The Customer Problem
The problem with our process is we virtualized the hardware but we left all the legacy roadblocks in place. So instead of making the server request process faster we really haven’t cut much of the provision time except for the racking, cabling, and powering of hardware. Sure the end result is you have built an awesome private cloud but nobody wants to use it because they don’t want to wait weeks while teams throw tickets back and forth over the fence to get tasks done. This alone has led to many software development teams giving up on their internal IT departments and going straight to the cloud via AWS, Azure, or Rackspace. With a few clicks – within minutes – they are coding. Now granted there isn’t any governance around this and yes, in the long-term it will need to be reigned in, but for now, it’s solving the problem of waiting on IT.
The Root Cause of the Problem
Simple answer. CONTROL. The long answer… The problem is controlling who presses the easy button. Unless you have converged your teams, there are at least 4 or 5 teams owning tasks in the server build process and each does not want to give up the power needed to create the easy button.
“All AWS and Azure really creates is an easy button. Put in your credit card info, click, click, and get coding!”
3 Solutions for Improving Slow Server Deployments:
Number 1 (Self Service Portals)
I’m talking about something like vCloud Director or Openstack. Or here are more self serve portals to choose from. Install the tool, set up the resources on the backend, and give the power to the developers to push the easy button. Gotchas: The main risks are keeping up with the server sprawl it creates and running out of capacity.
Number 2 – Temporary Converged Team (War Room)
Whether the resources are dedicated or only grouped together at set times every day or week, they need to be available to complete the tasks fast. No waiting days or weeks. Get it done now. This keeps the ticket from waiting in the queue for the next task to be completed. Basically, it’s an assembly line and the end result is servers are turned over to the developers in much shorter times than if tickets are thrown over the fence. This is also called a war room and can be used for other services that need fast turn-a-rounds. Get all the needed people in a war room together. No phone calls, emails, or IM – they are communicating face to face. Gotchas: The gotchas here are some people cannot be pulled away from the day-to-day for long and too much time cooped up with others can [will] cause conflicts.

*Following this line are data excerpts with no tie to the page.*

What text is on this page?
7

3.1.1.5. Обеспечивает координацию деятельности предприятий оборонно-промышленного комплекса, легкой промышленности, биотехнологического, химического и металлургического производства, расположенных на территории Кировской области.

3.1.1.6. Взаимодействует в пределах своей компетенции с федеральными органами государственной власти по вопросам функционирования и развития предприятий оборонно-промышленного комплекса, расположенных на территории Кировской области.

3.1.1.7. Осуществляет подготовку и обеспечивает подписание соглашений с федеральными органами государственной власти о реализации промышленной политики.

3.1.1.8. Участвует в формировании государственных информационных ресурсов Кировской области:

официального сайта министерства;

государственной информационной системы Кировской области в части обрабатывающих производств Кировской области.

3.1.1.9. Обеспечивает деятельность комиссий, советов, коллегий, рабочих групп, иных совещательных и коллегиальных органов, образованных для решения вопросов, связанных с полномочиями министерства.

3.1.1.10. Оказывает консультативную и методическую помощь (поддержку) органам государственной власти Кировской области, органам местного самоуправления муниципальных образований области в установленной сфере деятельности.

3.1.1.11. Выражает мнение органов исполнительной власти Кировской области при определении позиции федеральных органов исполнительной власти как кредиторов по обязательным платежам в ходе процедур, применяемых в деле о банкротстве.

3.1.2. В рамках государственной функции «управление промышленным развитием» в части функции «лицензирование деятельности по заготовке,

Number 3 – Dedicated Converged Team (DevOps)
You really need to take your service seriously and be willing to change to do this one. Basically, this team has all the keys and controls from start to finish to push servers out. We’re talking about server builds, configuration, and deployment wrapped into one package. Think DevOps Storm Troopers who use technology such as Chef, Puppet, and other automation tools to rapidly get servers stood up. And the same group then works closely with developers to support any config changes and code releases. DevOps is sometimes confused with Agile but they are different both are designed to get services completed quicker. The gotcha with DevOps is the time it takes for the culture change which is needed to get it going. The more the automation the better.
The real proof of DevOps skills can be measured in improved service delivery. For example shorter times to get tasks done, fewer tickets, closer collaboration, and automated builds, deployment, and release processes.
So regardless of how you chose to streamline your server deployment process, get it done ASAP. Chances are the train has left the station and you’re playing catch up with Dev teams already in the cloud. Worst, maybe you’re trying to figure out how to bridge the environments (internal and external) and clean up the cloud sprawl mess which is costing your company $1000s every month on zombie servers that are not used, but you are getting billed for. So I’ll say it one more time in closing – STOP throwing tickets over the fence and streamline your server build process!